Iannucci, who also created the darkly hilarious HBO series “Veep,” is a comic genius. Like any author or director, he has to market his movie, and what better way to score with the art house crowd than to invoke the “parallels” between Josef Stalin and Donald Trump.
“In the film, they talk about a false narrative, just as Trump was talking about false news,” Iannucci told Variety. “It’s just bizarre, this strange parallel.” Speaking to Vox, he added: “It’s a reminder that it’s not about the Constitution or some piece of paper; it’s about people and what they do or don’t do.”
He’s hardly alone. Former secretary of state Madeleine Albright has climbed aboard the Timothy Snyder Trump-is-paving-the-way-to-fascism train with a new book, “Fascism: A Warning.” (Snyder is a Yale historian and best-selling author who is quite free and easy with Trump-as-Hitler “parallels.”)
People say crazy things about Donald Trump, some of them factual, some not. To start with the obvious, Josef Stalin murdered his political adversaries, murdered the Soviet officer corps during the lead-up to a world war, and is “credited” with the annihilation of millions of Soviet citizens — “bourgeois” farmers; fictional “oppositionists” of every stripe — more or less because he felt like it.
Donald Trump is many things: a liar, a bloviator, a golf cheater. But he is not a mass murderer.
It is true, as Iannucci, a British citizen, has said, that Trump “questions judges, defies democratic norms and attacks the press and any person or institution that challenges him.” But here’s where that piece of paper called the Constitution comes into play.
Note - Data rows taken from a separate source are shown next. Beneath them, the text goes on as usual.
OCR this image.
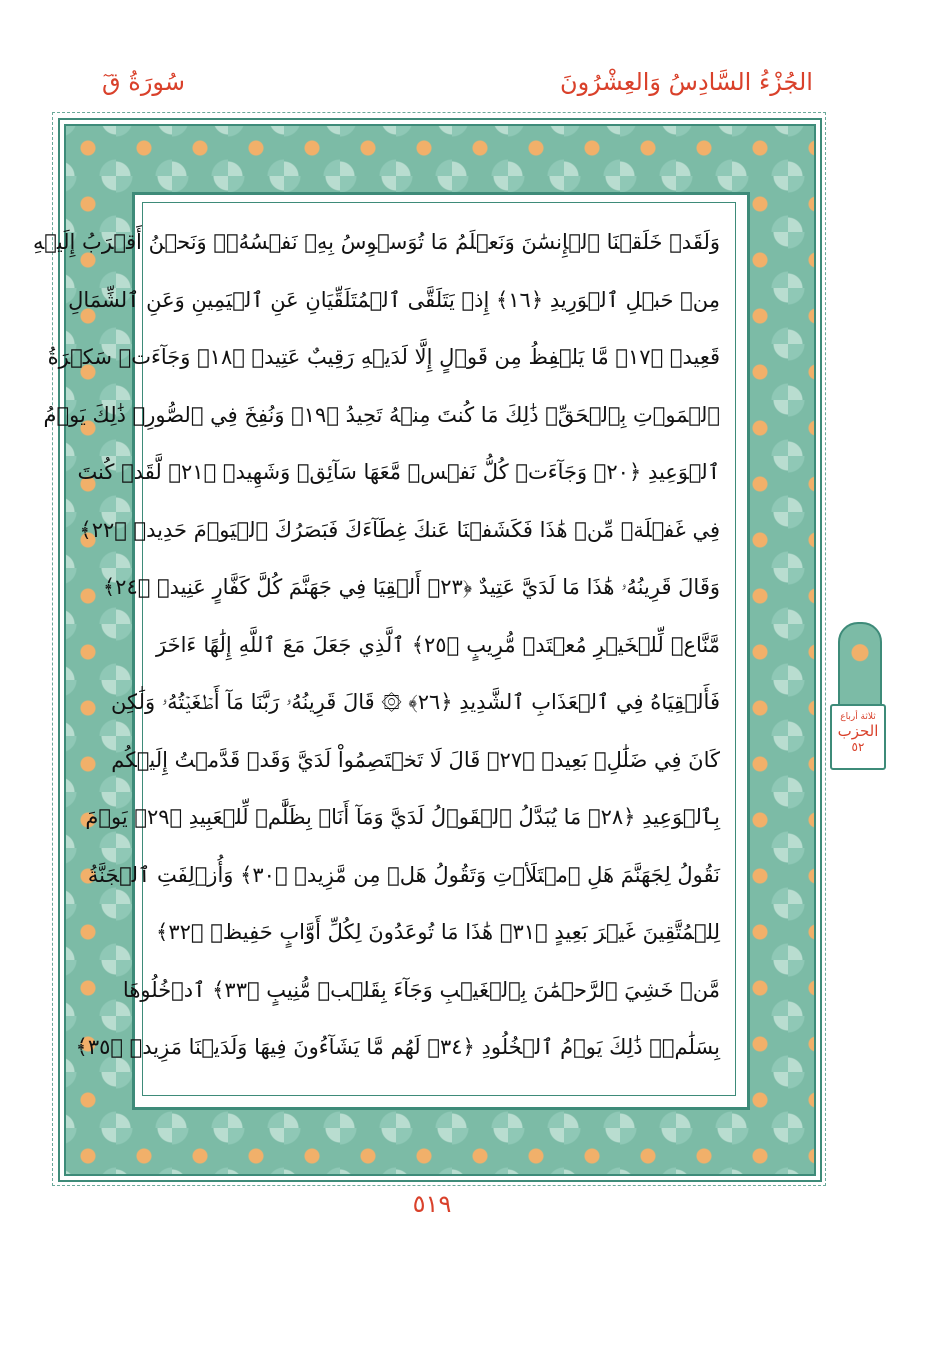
الجُزْءُ السَّادِسُ وَالعِشْرُونَ
سُورَةُ قٓ
وَلَقَدۡ خَلَقۡنَا ٱلۡإِنسَٰنَ وَنَعۡلَمُ مَا تُوَسۡوِسُ بِهِۦ نَفۡسُهُۥۖ وَنَحۡنُ أَقۡرَبُ إِلَيۡهِ
مِنۡ حَبۡلِ ٱلۡوَرِيدِ ﴿١٦﴾ إِذۡ يَتَلَقَّى ٱلۡمُتَلَقِّيَانِ عَنِ ٱلۡيَمِينِ وَعَنِ ٱلشِّمَالِ
قَعِيدٞ ﴿١٧﴾ مَّا يَلۡفِظُ مِن قَوۡلٍ إِلَّا لَدَيۡهِ رَقِيبٌ عَتِيدٞ ﴿١٨﴾ وَجَآءَتۡ سَكۡرَةُ
ٱلۡمَوۡتِ بِٱلۡحَقِّۖ ذَٰلِكَ مَا كُنتَ مِنۡهُ تَحِيدُ ﴿١٩﴾ وَنُفِخَ فِي ٱلصُّورِۚ ذَٰلِكَ يَوۡمُ
ٱلۡوَعِيدِ ﴿٢٠﴾ وَجَآءَتۡ كُلُّ نَفۡسٖ مَّعَهَا سَآئِقٞ وَشَهِيدٞ ﴿٢١﴾ لَّقَدۡ كُنتَ
فِي غَفۡلَةٖ مِّنۡ هَٰذَا فَكَشَفۡنَا عَنكَ غِطَآءَكَ فَبَصَرُكَ ٱلۡيَوۡمَ حَدِيدٞ ﴿٢٢﴾
وَقَالَ قَرِينُهُۥ هَٰذَا مَا لَدَيَّ عَتِيدٌ ﴿٢٣﴾ أَلۡقِيَا فِي جَهَنَّمَ كُلَّ كَفَّارٍ عَنِيدٖ ﴿٢٤﴾
مَّنَّاعٖ لِّلۡخَيۡرِ مُعۡتَدٖ مُّرِيبٍ ﴿٢٥﴾ ٱلَّذِي جَعَلَ مَعَ ٱللَّهِ إِلَٰهًا ءَاخَرَ
فَأَلۡقِيَاهُ فِي ٱلۡعَذَابِ ٱلشَّدِيدِ ﴿٢٦﴾ ۞ قَالَ قَرِينُهُۥ رَبَّنَا مَآ أَطۡغَيۡتُهُۥ وَلَٰكِن
كَانَ فِي ضَلَٰلِۭ بَعِيدٖ ﴿٢٧﴾ قَالَ لَا تَخۡتَصِمُواْ لَدَيَّ وَقَدۡ قَدَّمۡتُ إِلَيۡكُم
بِٱلۡوَعِيدِ ﴿٢٨﴾ مَا يُبَدَّلُ ٱلۡقَوۡلُ لَدَيَّ وَمَآ أَنَا۠ بِظَلَّٰمٖ لِّلۡعَبِيدِ ﴿٢٩﴾ يَوۡمَ
نَقُولُ لِجَهَنَّمَ هَلِ ٱمۡتَلَأۡتِ وَتَقُولُ هَلۡ مِن مَّزِيدٖ ﴿٣٠﴾ وَأُزۡلِفَتِ ٱلۡجَنَّةُ
لِلۡمُتَّقِينَ غَيۡرَ بَعِيدٍ ﴿٣١﴾ هَٰذَا مَا تُوعَدُونَ لِكُلِّ أَوَّابٍ حَفِيظٖ ﴿٣٢﴾
مَّنۡ خَشِيَ ٱلرَّحۡمَٰنَ بِٱلۡغَيۡبِ وَجَآءَ بِقَلۡبٖ مُّنِيبٍ ﴿٣٣﴾ ٱدۡخُلُوهَا
بِسَلَٰمٖۖ ذَٰلِكَ يَوۡمُ ٱلۡخُلُودِ ﴿٣٤﴾ لَهُم مَّا يَشَآءُونَ فِيهَا وَلَدَيۡنَا مَزِيدٞ ﴿٣٥﴾
ثلاثة أرباع
الحزب
٥٢
٥١٩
It is possible to impeach a federal judge, but that is the job of the Senate, which confirms judges, not of the president, who is left to whine about their rulings.
Trump famously fulminated against Judge Gonzalo Curiel, he “of Mexican heritage,” but it turns out that “ticking off a man/child politician” is not an impeachable offense. Curiel remains active on the bench.
On another front, Trump loves to make wild claims about ballot irregularities, stating that “millions of people . . . voted illegally” in the 2016 presidential election. He briefly convened an Advisory Commission on Electoral Integrity, which disbanded after nine months.
Trump thinks he can sway elections, campaigning in vain for Alabama Senate candidate Roy Moore, and more recently against Democrat Conor Lamb, who was running in a pro-Trump congressional district in Pennsylvania. Trump failed to relegate Lamb to the dustbin of history, and Pennsylvania certified Lamb’s victory last week, without a peep about voter fraud.
Stalin would have had Lamb shot.
You want to know what tyranny looks like? Starting this fall, Chinese high school students will be required to study “Xi Jinping thought,” the nominal philosophizing of China’s Communist Party leader-for-life. In a similar manner, institutes of Marxism-Leninism have masticated the profound thoughts of such intellectual giants as Mao Zedong, the Albanian strongman Enver Hoxha, and Josef Stalin.
Luckily we don’t have a nationalized school curriculum, so it will be a moment or two before “The Art of the Deal,” Trump’s ghostwritten 1987 song of himself, becomes required reading in schools.
Let’s despise Trump for his despicable qualities, not for grandly imagined “parallels” with the brutes of the past and present.